Strange thing was, they didn’t feel the same way about Lock’s mother. “Your father’s saving grace” was what they called Alla Baranova-MacRyrie, Ph.D. Although a third-generation Russian-American, Alla was a direct descendent of the Kamchatka grizzlies of the Russian Far East. Tougher shifters one would never meet. There was only a small group of them in the States, but their bloodline was well-known and they were more feared than the Kodiaks.
In the end, though, none of that mattered to either of his parents. They were intellectuals and raised their children to be as well. Iona turned out perfectly. Brilliant, pretty, and married with three cubs, she was in medical school before she was old enough to legally drink. And only recently turning thirty-five, she was head of her entire department.
Lock, however, was pretty much…average. He didn’t need a lot to make him happy. Fresh salmon, imported honey, and doorways that he could clear without having to duck usually did it for him.
“I think she’s starting to wake up,” the nurse said.
Lock stood and walked over to Gwen’s bed. She was covered from neck to legs by a blanket, but he discovered when he pushed her hair off her forehead that she was cool to the touch.
“No fever.”
“Yeah. That’s what her friend said would happen.” The nurse talked while quickly and expertly cleaning up the operating room. “Her Pride doesn’t get the fever. Weird, huh?”
Things could be weirder.
“Gwen?” he called out softly when he saw her eyelids flutter. “Gwenie?” Her head rolled to one side. “Mr. Mittens?”

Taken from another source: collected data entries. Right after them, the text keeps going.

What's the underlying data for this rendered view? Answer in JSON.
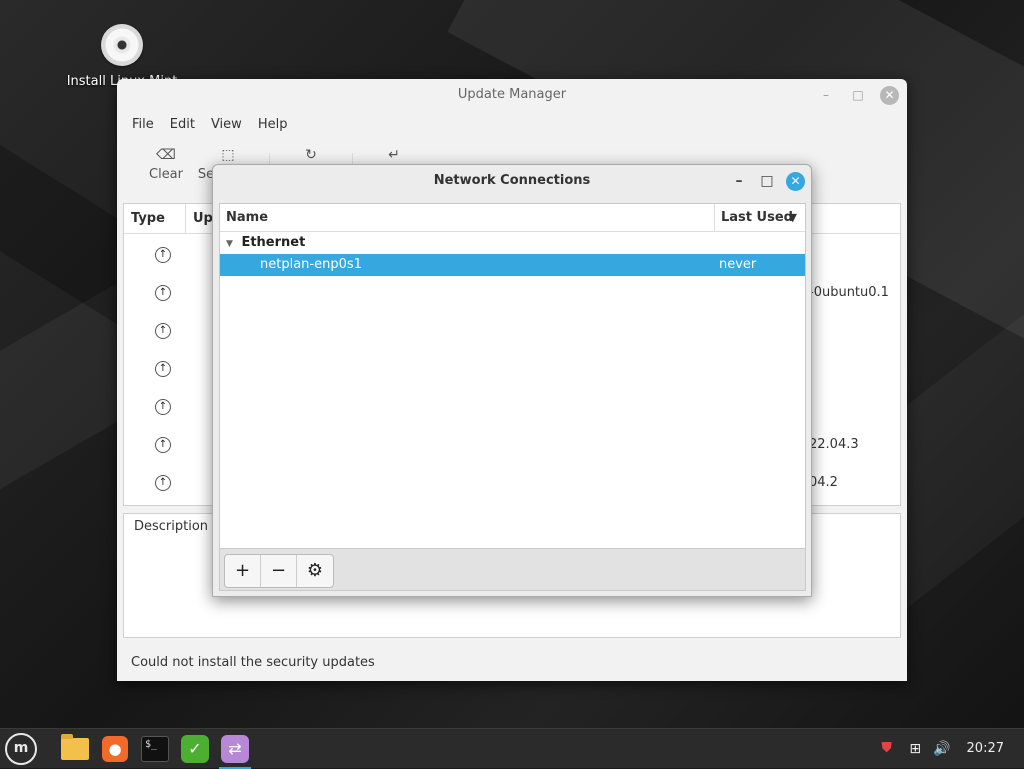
{
  "desktop": {
    "icon_label": "Install Linux Mint"
  },
  "update_manager": {
    "title": "Update Manager",
    "menu": [
      "File",
      "Edit",
      "View",
      "Help"
    ],
    "toolbar": {
      "clear_label": "Clear",
      "select_all_label": "Select All"
    },
    "columns": {
      "type": "Type",
      "upgrade": "Upgrade"
    },
    "rows": [
      {
        "version": ""
      },
      {
        "version": "-0ubuntu0.1"
      },
      {
        "version": ""
      },
      {
        "version": ""
      },
      {
        "version": ""
      },
      {
        "version": "22.04.3"
      },
      {
        "version": "04.2"
      }
    ],
    "description_tab": "Description",
    "status": "Could not install the security updates"
  },
  "network_connections": {
    "title": "Network Connections",
    "columns": {
      "name": "Name",
      "last_used": "Last Used"
    },
    "group": "Ethernet",
    "connection": {
      "name": "netplan-enp0s1",
      "last_used": "never"
    },
    "accent": "#35a8e0"
  },
  "panel": {
    "clock": "20:27"
  }
}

Her lip curled up as she snarled and her head rolled back so she could open her eyes and glare at him. “Stop calling me that,” she whispered.
“But you’re as cute as a Mr. Mittens,” he teased. “Like a little house cat.”
“Bastard,” she mumbled, her eyes closing again. Then she was out.
“Is she supposed to drop like that?”
The nurse glanced at her and went back to her work. “It’s normal for her, according to her friend.” And typical that only the nurses listened to the helpful friend while the doctor almost got choked to death because she thought she knew better. “They really need to do more research on hybrids. Less chance of the doctors getting their throats torn out if we knew what we were dealing with.”